Across the hundreds of couplets, “RTJ3” references online surveillance, the police state, Chicago gangland and a power structure that earns profits despite the poverty surrounding them. “Good day from the house of the haunted — get a job, get a house, get a coffin,” El-P raps on “Don’t Get Captured.” “Don’t stray from the path, remain where you at — that maximizes our profit.”

That track begins a three-song suite that pocks the album with grimness, as though a new reality were sinking in. A sample from “The Twilight Zone” opens “Thieves”: “This is not a new world, it is simply an extension of what began in the old one.”

Asked about the darkness, El-P seemed torn. “Certainly, there are points,” he said, but “it doesn’t stay and it’ll never be the foundation of who we are.” Rather, he stressed that the primary goal remained “to just make raw … dope records and see where we can push each other and where our styles intertwine.”

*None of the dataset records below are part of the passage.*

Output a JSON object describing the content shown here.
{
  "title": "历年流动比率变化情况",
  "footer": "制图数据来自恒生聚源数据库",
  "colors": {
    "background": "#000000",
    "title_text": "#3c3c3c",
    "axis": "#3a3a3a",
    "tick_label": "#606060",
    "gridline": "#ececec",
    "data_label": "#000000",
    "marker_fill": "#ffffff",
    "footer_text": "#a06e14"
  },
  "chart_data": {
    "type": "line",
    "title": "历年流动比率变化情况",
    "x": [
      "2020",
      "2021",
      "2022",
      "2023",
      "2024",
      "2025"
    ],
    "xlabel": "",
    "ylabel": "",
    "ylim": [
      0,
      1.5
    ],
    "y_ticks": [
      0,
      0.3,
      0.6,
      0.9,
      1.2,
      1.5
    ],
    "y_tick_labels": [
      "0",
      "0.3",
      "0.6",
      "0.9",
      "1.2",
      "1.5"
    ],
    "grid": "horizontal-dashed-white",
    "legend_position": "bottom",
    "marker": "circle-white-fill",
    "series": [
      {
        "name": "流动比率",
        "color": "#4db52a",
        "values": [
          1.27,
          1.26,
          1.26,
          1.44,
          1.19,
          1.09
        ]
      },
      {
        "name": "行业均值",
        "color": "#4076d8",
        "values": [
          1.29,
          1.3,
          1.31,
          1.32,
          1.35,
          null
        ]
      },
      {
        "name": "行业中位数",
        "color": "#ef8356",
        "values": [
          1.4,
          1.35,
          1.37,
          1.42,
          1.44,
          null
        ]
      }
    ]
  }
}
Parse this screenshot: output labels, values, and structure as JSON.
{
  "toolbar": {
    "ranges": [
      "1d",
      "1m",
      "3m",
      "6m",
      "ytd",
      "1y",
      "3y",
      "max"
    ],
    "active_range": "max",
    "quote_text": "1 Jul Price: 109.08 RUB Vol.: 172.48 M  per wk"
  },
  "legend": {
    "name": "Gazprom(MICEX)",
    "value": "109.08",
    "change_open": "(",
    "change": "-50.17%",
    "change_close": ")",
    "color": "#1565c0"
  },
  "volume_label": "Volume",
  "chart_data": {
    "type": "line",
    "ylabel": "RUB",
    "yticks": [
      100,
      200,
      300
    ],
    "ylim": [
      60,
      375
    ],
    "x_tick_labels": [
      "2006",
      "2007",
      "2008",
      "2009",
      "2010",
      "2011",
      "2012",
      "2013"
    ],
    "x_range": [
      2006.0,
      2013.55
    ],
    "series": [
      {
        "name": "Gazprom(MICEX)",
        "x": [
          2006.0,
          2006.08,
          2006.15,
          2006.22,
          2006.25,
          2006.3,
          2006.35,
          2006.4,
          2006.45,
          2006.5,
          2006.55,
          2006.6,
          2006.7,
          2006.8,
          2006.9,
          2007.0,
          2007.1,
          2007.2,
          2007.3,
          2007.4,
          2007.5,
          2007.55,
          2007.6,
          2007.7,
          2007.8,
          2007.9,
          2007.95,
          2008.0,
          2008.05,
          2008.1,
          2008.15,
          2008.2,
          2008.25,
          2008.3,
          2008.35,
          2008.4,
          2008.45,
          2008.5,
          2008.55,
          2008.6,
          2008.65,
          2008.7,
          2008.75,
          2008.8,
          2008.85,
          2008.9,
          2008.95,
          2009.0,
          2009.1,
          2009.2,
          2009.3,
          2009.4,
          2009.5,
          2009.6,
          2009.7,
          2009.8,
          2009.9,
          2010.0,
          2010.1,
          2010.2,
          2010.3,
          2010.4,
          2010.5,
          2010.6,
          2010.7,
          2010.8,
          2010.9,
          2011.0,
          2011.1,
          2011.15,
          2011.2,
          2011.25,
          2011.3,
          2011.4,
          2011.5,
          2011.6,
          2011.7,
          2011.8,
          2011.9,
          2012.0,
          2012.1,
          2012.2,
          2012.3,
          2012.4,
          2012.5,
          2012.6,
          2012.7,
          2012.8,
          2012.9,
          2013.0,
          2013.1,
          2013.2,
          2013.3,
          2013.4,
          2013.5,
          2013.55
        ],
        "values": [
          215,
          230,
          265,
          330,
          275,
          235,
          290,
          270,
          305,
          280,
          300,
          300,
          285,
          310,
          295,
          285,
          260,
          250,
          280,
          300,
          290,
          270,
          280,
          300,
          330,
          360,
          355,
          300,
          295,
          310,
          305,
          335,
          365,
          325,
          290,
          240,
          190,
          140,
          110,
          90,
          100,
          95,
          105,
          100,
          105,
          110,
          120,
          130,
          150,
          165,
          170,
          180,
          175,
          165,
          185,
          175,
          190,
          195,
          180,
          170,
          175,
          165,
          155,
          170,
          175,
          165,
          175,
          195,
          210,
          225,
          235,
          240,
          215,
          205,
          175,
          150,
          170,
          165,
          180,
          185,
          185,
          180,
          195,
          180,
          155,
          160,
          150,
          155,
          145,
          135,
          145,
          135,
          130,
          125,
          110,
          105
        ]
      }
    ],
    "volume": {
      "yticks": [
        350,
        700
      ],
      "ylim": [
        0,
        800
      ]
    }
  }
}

Playfulness, in fact, abounds. In “Call Ticketron,” El-P revels in wordplay as he reassures Run the Jewels listeners that the “last two pirates alive are still yargin’” — but are living in a future where “the hovercraft’s cool but the air’s so putrid.”

“Everybody Stay Calm” features the rapper referencing “Willie Wonka”: “Oompa-Loompas, I’ll shoot a tune at ya medullas/ I’m cool as a rule but I’ll scalp a ruler.” El-P even wades into the 2016 meme centered on the spelling of the children’s series “Berenstain Bears.”

The result is a work that reconciles competing reflexes with an approach El-P described as “a swagger, or way to perceive yourself, in the face of authority and in the face of the majority of the people. A way to have personal power based on an ethos and not based on your position in society.”

Eyeing the joint on the table, Killer Mike suggested taking a smoke break, and the two stood to make their way outside.

But first, El-P had one more thing to say: “If I see a king walking through the streets in all his regalia, I know that if I spit on him, all of the clothes and all the power doesn’t mean a … thing, because in that moment, me and him are the same. Am I right for doing it? I don’t … know. But I’ll talk about the instinct.”